The AlixPartners team advises companies feeling the squeeze to dedicate significant R&D investment to large language models, to transition from traditional SaaS models to the development of agents, and to have a comprehensive business model transformation “across pricing, sales, marketing, operations, and revenue recognition,” citing Salesforce’s and ServiceNow’s outcome-based pricing as one example of a positive strategy change.
Name of the game. The competition for AI dominance is intensifying, and “those without native capabilities are investing significantly to stay in the game,” Avasant Research analysts concluded in March 2025, and some companies are redefining themselves to do so. (Duolingo is one recent example of a company declaring its commitment to an “AI-first” business.)

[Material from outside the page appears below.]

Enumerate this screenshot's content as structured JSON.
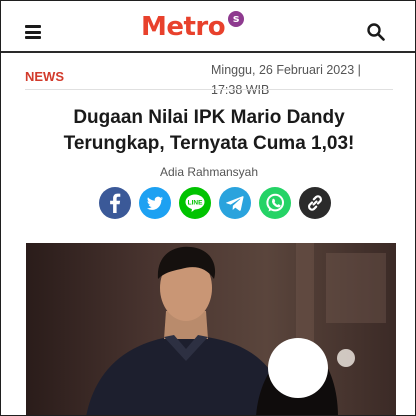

“A lot of these software companies are at an impasse because they’re known as software companies, they’re known as a CRM, they’re known as an ERP…And right now businesses aren’t looking to invest in software. They’re looking to invest in intelligence,” Dave Wagner, senior research director at Avasant, told us.
An email-security company formerly known as Abnormal Security recently decided to rewind the branding clock, now going by its original name from 2018, Abnormal AI. The rebranding aims to highlight their AI-from-the-beginning bona fides, according to company CIO Mike Britton.
“We were AI before AI was cool,” Britton assured us, not appearing—at least for the moment—to feel any squeeze.